“It’s been really surprising, just the degree of inhumanity in some of these bad guys.”
Kris McConkey works for the leading professional services firm PwC, where he acts as the Cyber Threat Operations Lead Partner for their clients in the United Kingdom.
McConkey and his teams work directly with PwC’s clients, with an emphasis on threat intelligence, and incident response to high-sophistication threats.
When the pandemic struck, and organizations shifted to a primarily Work From Home (WFH) arrangement, McConkey witnessed numerous changes in the security landscape—from both attackers and defenders.
Here’s what McConkey experienced and learned during the pandemic.
Primary Changes in the Cybersecurity Landscape due to COVID-19 and WFH
McConkey watched his clients transform their risk posture when they transitioned to WFH. Many organizations dissolved their perimeters and lost the security controls they relied upon to protect themselves.
At the same time, their internal IT teams became overwhelmed by the tasks required to spin up and manage their new technology environments. They no longer had the time to handle even small security incidents, and began to ask McConkey and his teams to shoulder more of the burden of their defense.
“In many instances, we’re called in because the organization’s internal team is already overwhelmed,” said McConkey. “They are drowning the new volume of alerts that are coming because of all the new technology being deployed, and the additional changes to the IT environment. As a result, they have less capacity to field even small incidents because they have been so burdened by other things.”
This created a perfect storm of vulnerabilities.
And attackers have taken advantage.
How Attackers Took Advantage of the Perfect Storm of Vulnerabilities
When the pandemic arrived, McConkey saw espionage actors strike first.
These actors were information gathering tools for their nations. They sought information around vaccine research and crisis planning from other nations with more developed plans.
But soon, more malicious actors began to launch attacks. And their attacks were creative, comprehensive and vicious.
“We saw a really significant uptick in human-operated ransomware,” explained McConkey. “This isn’t ransomware that infects a couple of systems, and you have to pay the equivalent of a couple hundred dollars in Bitcoin to get a decryption key. These are full-blown network intrusions where the bad guys can be in the networks for weeks or months.”
During that time, the malicious actors would determine how to cause the most impact by locking up the critical systems the organization needs to operate, at the point the organization needs them most. In some cases, the malicious actors would also steal data, and add the threat of a data leak to their ransom demands.
This strategy has proven effective.
The top-end hacker groups launching human-operated ransomware have walked away with millions of dollars from single victims.
While some of these attacks have been deliberately inhumane—such as those targeting hospital groups—most have been opportunistic.
And the best defense against them is simple…
Make sure you are not an easy target.
McConkey’s Advice: Be Prepared
McConkey believes that organizations must better prepare themselves for any attack that might strike. He recommends they:
“If you think about the decision to enter into negotiation dialogue with threat groups, it really comes down to a number of factors. Do you have really good visibility into your IT environment? Can you tell precisely what the bad guys touched, what they accessed, and whether they still have a foothold in your environment. And secondarily, based on the visibility and control you have in the network, how confidently can you kick them out, and actually keep them out?”
- Make response plans for a breach—and stress test them—to bounce back quickly during a breach.

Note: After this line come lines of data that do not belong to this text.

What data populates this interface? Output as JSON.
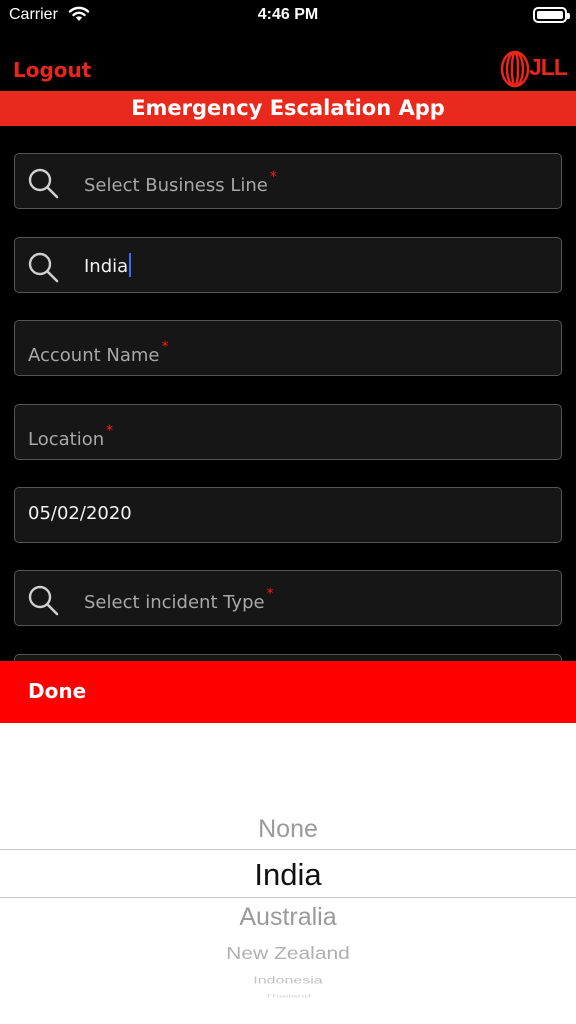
{
  "status_bar": {
    "carrier": "Carrier",
    "time": "4:46 PM"
  },
  "header": {
    "logout_label": "Logout",
    "logo_text": "JLL",
    "title": "Emergency Escalation App"
  },
  "form": {
    "business_line": {
      "placeholder": "Select Business Line",
      "required_mark": "*"
    },
    "country": {
      "value": "India"
    },
    "account_name": {
      "placeholder": "Account Name",
      "required_mark": "*"
    },
    "location": {
      "placeholder": "Location",
      "required_mark": "*"
    },
    "date": {
      "value": "05/02/2020"
    },
    "incident_type": {
      "placeholder": "Select incident Type",
      "required_mark": "*"
    }
  },
  "picker": {
    "done_label": "Done",
    "selected": "India",
    "options": [
      "None",
      "India",
      "Australia",
      "New Zealand",
      "Indonesia",
      "Thailand"
    ]
  },
  "colors": {
    "accent_red": "#e8291c",
    "done_red": "#ff0000",
    "field_bg": "#161616",
    "caret_blue": "#3c6cff"
  }
}
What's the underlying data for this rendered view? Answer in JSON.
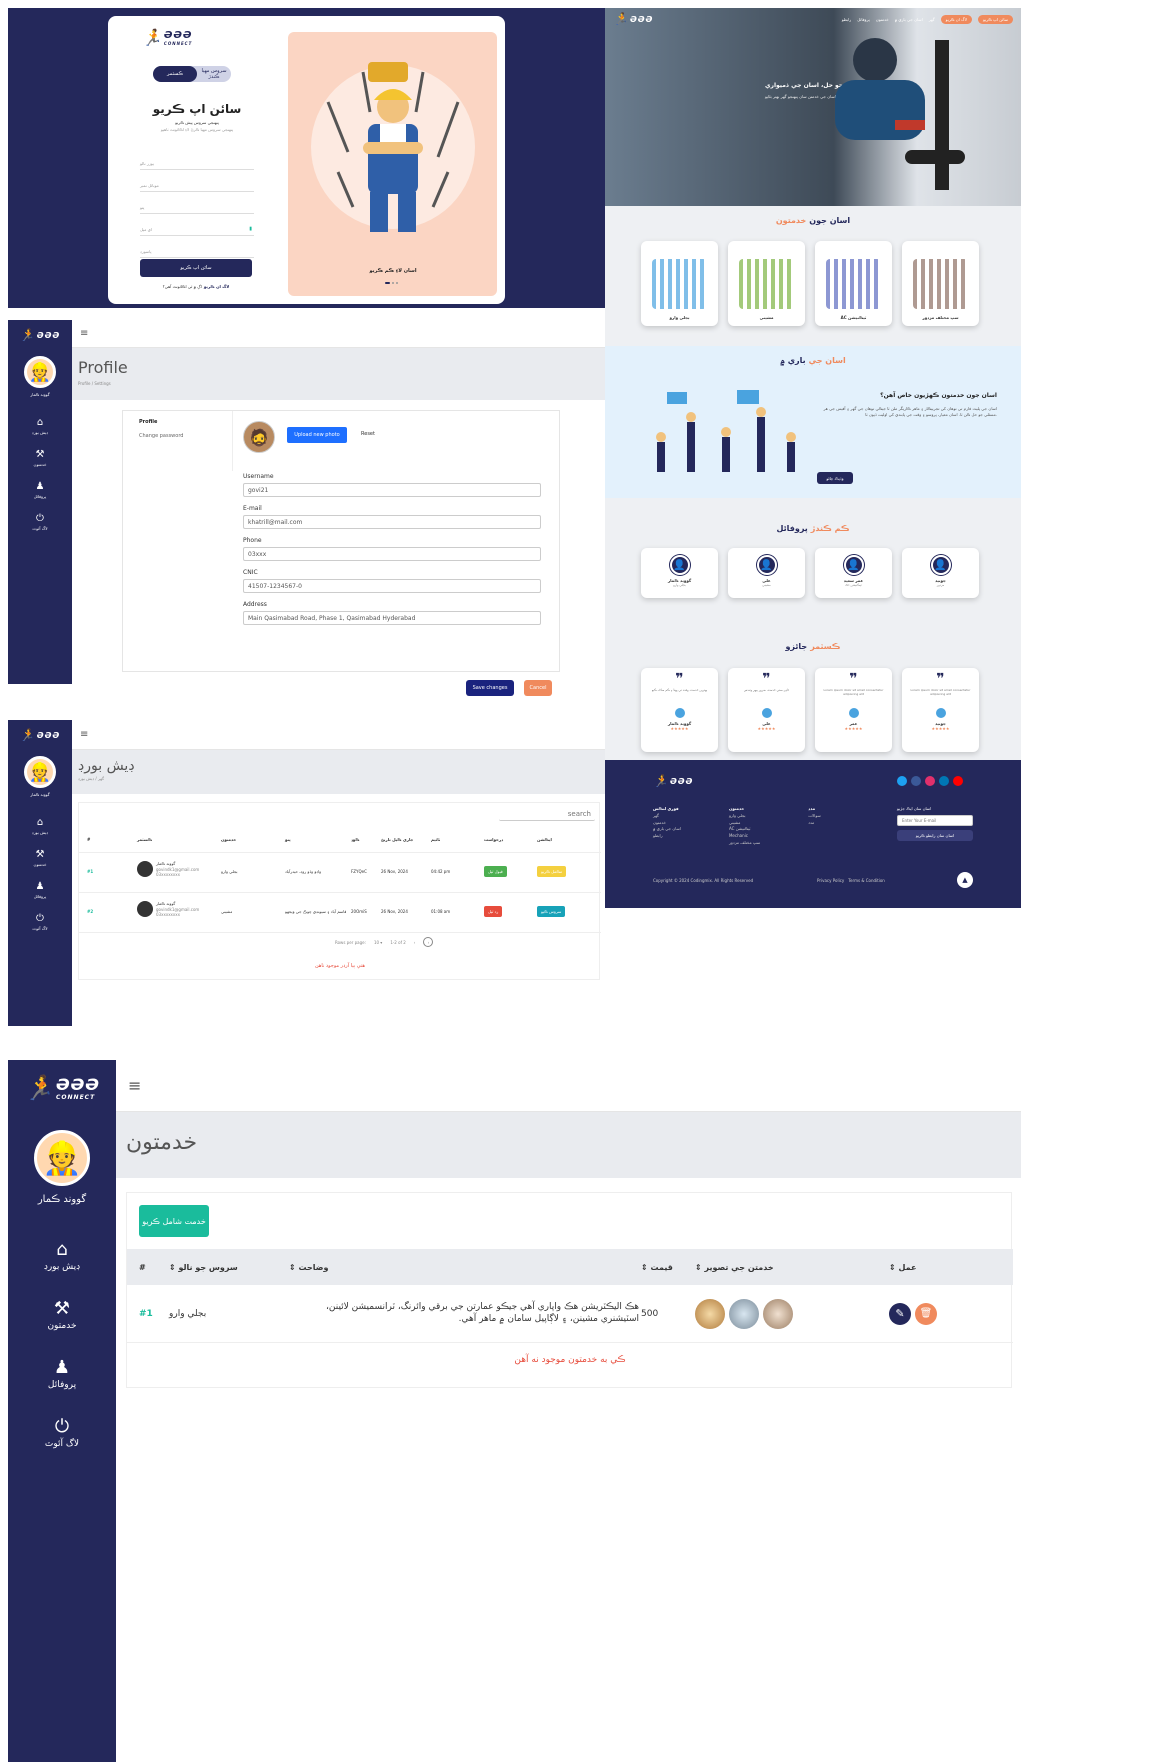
{
  "brand": {
    "logo_text": "ƏƏƏ",
    "logo_sub": "CONNECT"
  },
  "signup": {
    "toggle_left": "ڪسٽمر",
    "toggle_right": "سروس مهيا ڪندڙ",
    "title": "سائن اپ ڪريو",
    "subtitle": "پنهنجي سروس پيش ڪريو",
    "desc": "پنهنجي سروس مهيا ڪرڻ لاءِ اڪائونٽ ٺاهيو",
    "fields": [
      "يوزر نالو",
      "موبائل نمبر",
      "پتو",
      "اي ميل",
      "پاسورڊ"
    ],
    "submit": "سائن اپ ڪريو",
    "login_prompt": "اڳ ۾ ئي اڪائونٽ آهي؟",
    "login_link": "لاگ ان ڪريو",
    "promo_caption": "اسان لاءِ ڪم ڪريو"
  },
  "sidebar": {
    "user_name": "گووند ڪمار",
    "items": [
      {
        "label": "ڊيش بورڊ",
        "icon": "home-icon"
      },
      {
        "label": "خدمتون",
        "icon": "tools-icon"
      },
      {
        "label": "پروفائل",
        "icon": "user-icon"
      },
      {
        "label": "لاگ آئوٽ",
        "icon": "logout-icon"
      }
    ]
  },
  "profile": {
    "title": "Profile",
    "breadcrumb": "Profile / Settings",
    "nav": [
      "Profile",
      "Change password"
    ],
    "upload_label": "Upload new photo",
    "reset_label": "Reset",
    "fields": [
      {
        "label": "Username",
        "value": "govi21"
      },
      {
        "label": "E-mail",
        "value": "khatrill@mail.com"
      },
      {
        "label": "Phone",
        "value": "03xxx"
      },
      {
        "label": "CNIC",
        "value": "41507-1234567-0"
      },
      {
        "label": "Address",
        "value": "Main Qasimabad Road, Phase 1, Qasimabad Hyderabad"
      }
    ],
    "save_label": "Save changes",
    "cancel_label": "Cancel"
  },
  "dashboard": {
    "title": "ڊيش بورڊ",
    "breadcrumb": "گهر / ڊيش بورڊ",
    "search_placeholder": "search",
    "headers": [
      "#",
      "ڪسٽمر",
      "خدمتون",
      "پتو",
      "ڪوڊ",
      "جاري ڪيل تاريخ",
      "ٽائيم",
      "درخواست",
      "ايڪشن"
    ],
    "rows": [
      {
        "id": "#1",
        "customer": "گووند ڪمار",
        "email": "govindk1@gmail.com",
        "phone": "03xxxxxxxx",
        "service": "بجلي وارو",
        "address": "واڊو وڏو روڊ، حيدرآباد",
        "code": "FZYQeC",
        "date": "26 Nov, 2024",
        "time": "04:42 pm",
        "request": "قبول ٿيل",
        "request_color": "#4caf50",
        "action": "مڪمل ڪريو",
        "action_color": "#f4d03f"
      },
      {
        "id": "#2",
        "customer": "گووند ڪمار",
        "email": "govindk1@gmail.com",
        "phone": "03xxxxxxxx",
        "service": "مشيني",
        "address": "قاسم آباد ۽ سيونڊي چوڪ جي ويجهو",
        "code": "20OmiS",
        "date": "26 Nov, 2024",
        "time": "01:08 am",
        "request": "رد ٿيل",
        "request_color": "#e74c3c",
        "action": "سروس ڪيو",
        "action_color": "#17a2b8"
      }
    ],
    "rows_per_page": "Rows per page:",
    "rows_per_page_value": "10",
    "page_info": "1-2 of 2",
    "empty_note": "هتي ٻيا آرڊر موجود ناهن"
  },
  "services": {
    "title": "خدمتون",
    "add_button": "خدمت شامل ڪريو",
    "headers": [
      "#",
      "سروس جو نالو",
      "وضاحت",
      "قيمت",
      "خدمتن جي تصوير",
      "عمل"
    ],
    "rows": [
      {
        "id": "#1",
        "name": "بجلي وارو",
        "description": "هڪ اليڪٽريشن هڪ واپاري آهي جيڪو عمارتن جي برقي وائرنگ، ٽرانسميشن لائينن، اسٽيشنري مشينن، ۽ لاڳاپيل سامان ۾ ماهر آهي.",
        "price": "500"
      }
    ],
    "empty_note": "ڪي به خدمتون موجود نه آهن"
  },
  "landing": {
    "nav": [
      "گهر",
      "اسان جي باري ۾",
      "خدمتون",
      "پروفائل",
      "رابطو"
    ],
    "nav_btn1": "سائن اپ ڪريو",
    "nav_btn2": "لاگ ان ڪريو",
    "hero_title": "مسئلي جو حل، اسان جي ذميواري",
    "hero_sub": "اسان جي خدمتن سان پنهنجو گهر بهتر بڻايو",
    "services_title_a": "اسان جون",
    "services_title_b": "خدمتون",
    "services": [
      "بجلي وارو",
      "مشيني",
      "AC ٽيڪنيشن",
      "سڀ مختلف مزدور"
    ],
    "about_title_a": "اسان جي",
    "about_title_b": "باري ۾",
    "about_heading": "اسان جون خدمتون ڪهڙيون خاص آهن؟",
    "about_text": "اسان جي پليٽ فارم تي توهان کي تجربيڪار ۽ ماهر ڪاريگر ملن ٿا جيڪي توهان جي گهر ۽ آفيس جي هر مسئلي جو حل ڪن ٿا. اسان معيار، ڀروسو ۽ وقت جي پابندي کي اوليت ڏيون ٿا.",
    "about_btn": "وڌيڪ ڄاڻو",
    "workers_title_a": "ڪم ڪندڙ",
    "workers_title_b": "پروفائل",
    "workers": [
      {
        "name": "گووند ڪمار",
        "role": "بجلي وارو"
      },
      {
        "name": "علي",
        "role": "مشيني"
      },
      {
        "name": "عمر سعيد",
        "role": "AC ٽيڪنيشن"
      },
      {
        "name": "جونيد",
        "role": "مزدور"
      }
    ],
    "reviews_title_a": "ڪسٽمر",
    "reviews_title_b": "جائزو",
    "reviews": [
      {
        "name": "گووند ڪمار",
        "text": "بهترين خدمت، وقت تي پهتا ۽ ڪم صاف ڪيو"
      },
      {
        "name": "علي",
        "text": "ڏاڍي سٺي خدمت، ضرور ٻيهر وٺندس"
      },
      {
        "name": "عمر",
        "text": "Lorem ipsum dolor sit amet consectetur adipiscing elit"
      },
      {
        "name": "جونيد",
        "text": "Lorem ipsum dolor sit amet consectetur adipiscing elit"
      }
    ],
    "footer_cols": [
      {
        "title": "فوري لنڪس",
        "items": [
          "گهر",
          "خدمتون",
          "اسان جي باري ۾",
          "رابطو"
        ]
      },
      {
        "title": "خدمتون",
        "items": [
          "بجلي وارو",
          "مشيني",
          "AC ٽيڪنيشن",
          "Mechanic",
          "سڀ مختلف مزدور"
        ]
      },
      {
        "title": "مدد",
        "items": [
          "سوالات",
          "مدد"
        ]
      }
    ],
    "newsletter_title": "اسان سان ايڪ جڙيو",
    "email_placeholder": "Enter Your E-mail",
    "newsletter_btn": "اسان سان رابطو ڪريو",
    "copyright": "Copyright © 2024 Codingmix. All Rights Reserved",
    "policy": "Privacy Policy",
    "terms": "Terms & Condition"
  },
  "colors": {
    "navy": "#24285b",
    "orange": "#f08a5d",
    "blue": "#1e6fff",
    "teal": "#1abc9c"
  }
}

“All of those factors really need to go into planning in advance of something like this. Knowing how much visibility you have in the environment, knowing how you react whenever an intruder gets in, and being able to use the dwell time to spot the fact that they’re there, and then kick them out of the network and batten down the hatches. That’s becoming a really significant focus for most organizations and their security planning.”
“The one thing most organizations really need to think about is how do you stress test your response processes and systems in this new world. We have new and very extreme types of threat categories that exert all sorts of pressures that organizations are not used to responding to, all at the same time. Making sure you understand where the pitfalls are, and how to bounce back from them very quickly, is really important.”
“We’ve investigated a bunch of incidents where the fundamental root cause has been people working from home, and as a consequence their laptop VPN was misconfigured. Those laptops were going straight out to the internet, and not through corporate security controls. In this day and age, there’s almost no excuse not to have phenomenal visibility at the endpoint where you can see what’s happening on those systems, regardless of where people are.”
And finally, for McConkey, so much of being able to effectively handle today’s threats—and tomorrow’s—relies on a simple focus on the fundamentals.
“Any organization’s ability to rapidly respond to an incident, investigate what happened, and actually take action to resolve it, is going to be severely compromised if there’s not good endpoint visibility and control.”